The first electric dental drill was patented in 1875 by Green, a development that revolutionized dentistry. By 1914, electric dental drills could reach speeds of up to 3,000 rpm. A second wave of rapid development occurred in the 1950s and 1960s, including the development of the air turbine drill.

===Contra-angle===
The modern incarnation of the dental drill is the air turbine (or air rotor) contra-angle handpiece, where the shaft of the rotary instrument is at an angle, allowing it to reach less accessible areas of the mouth for dental work. The contra-angle was invented by John Patrick Walsh (later knighted) and members of the staff of the Dominion Physical Laboratory (DPL) Wellington, New Zealand. The first official application for a provisional patent for the handpiece was filed in October 1949. This handpiece was driven by compressed air. The patent was granted in November to John Patrick Walsh, who conceived the idea of the contra-angle air-turbine handpiece after he had used a small commercial-type air grinder as a straight handpiece. Dr. John Borden developed it in America and it was first commercially manufactured and distributed by the DENTSPLY Company as the Borden Airotor in 1957. Borden Airotors soon were also manufactured by different other companies like KaVo Dental, which built their first one in 1959.

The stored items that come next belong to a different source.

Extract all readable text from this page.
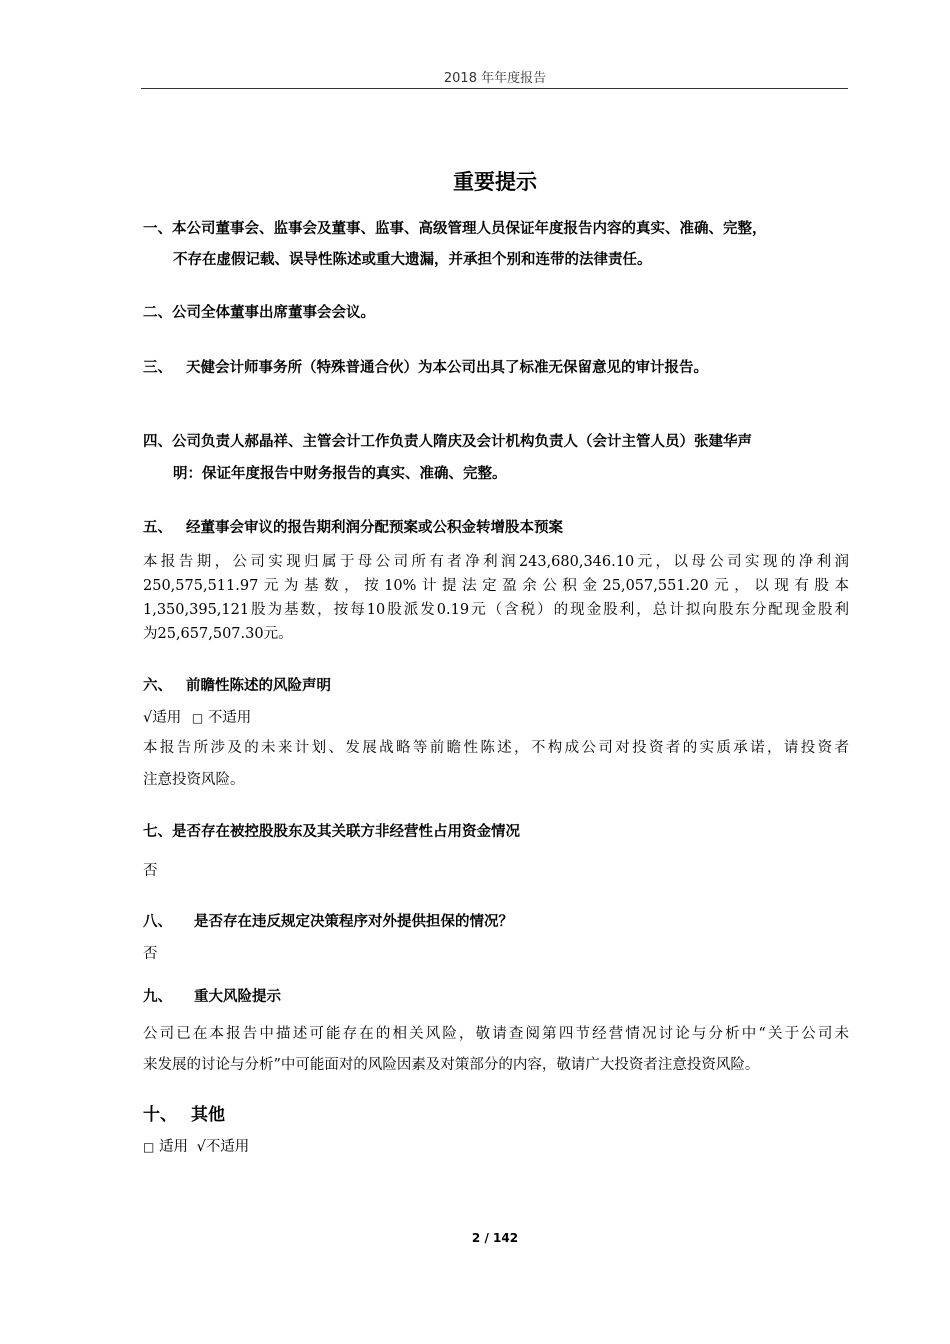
2018 年年度报告
重要提示
一、本公司董事会、监事会及董事、监事、高级管理人员保证年度报告内容的真实、准确、完整，
不存在虚假记载、误导性陈述或重大遗漏，并承担个别和连带的法律责任。
二、公司全体董事出席董事会会议。
三、 天健会计师事务所（特殊普通合伙）为本公司出具了标准无保留意见的审计报告。
四、公司负责人郝晶祥、主管会计工作负责人隋庆及会计机构负责人（会计主管人员）张建华声
明：保证年度报告中财务报告的真实、准确、完整。
五、 经董事会审议的报告期利润分配预案或公积金转增股本预案
本报告期，公司实现归属于母公司所有者净利润243,680,346.10元，以母公司实现的净利润
250,575,511.97元为基数，按10%计提法定盈余公积金25,057,551.20元，以现有股本
1,350,395,121股为基数，按每10股派发0.19元（含税）的现金股利，总计拟向股东分配现金股利
为25,657,507.30元。
六、 前瞻性陈述的风险声明
√适用 □ 不适用
本报告所涉及的未来计划、发展战略等前瞻性陈述，不构成公司对投资者的实质承诺，请投资者
注意投资风险。
七、是否存在被控股股东及其关联方非经营性占用资金情况
否
八、 是否存在违反规定决策程序对外提供担保的情况？
否
九、 重大风险提示
公司已在本报告中描述可能存在的相关风险，敬请查阅第四节经营情况讨论与分析中“关于公司未
来发展的讨论与分析”中可能面对的风险因素及对策部分的内容，敬请广大投资者注意投资风险。
十、 其他
□ 适用 √不适用
2 / 142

Current iterations can operate at up to 800,000 rpm; however, the most common is a 400,000 rpm "high speed" handpiece for precision work, complemented by a "low speed" handpiece operating at a speed that is dictated by a micromotor, which creates the momentum (maximum up to 40,000 rpm) for applications requiring higher torque than a high-speed handpiece can deliver.

==Alternatives==
Starting in the 1990s, a number of alternatives to conventional rotary dental drills have been developed. These include dental laser systems, air abrasion devices (devices that combine small abrasive particles with pressurized air, essentially miniature sand blasters), and dental treatments with ozone or silver diammine fluoride (SDF).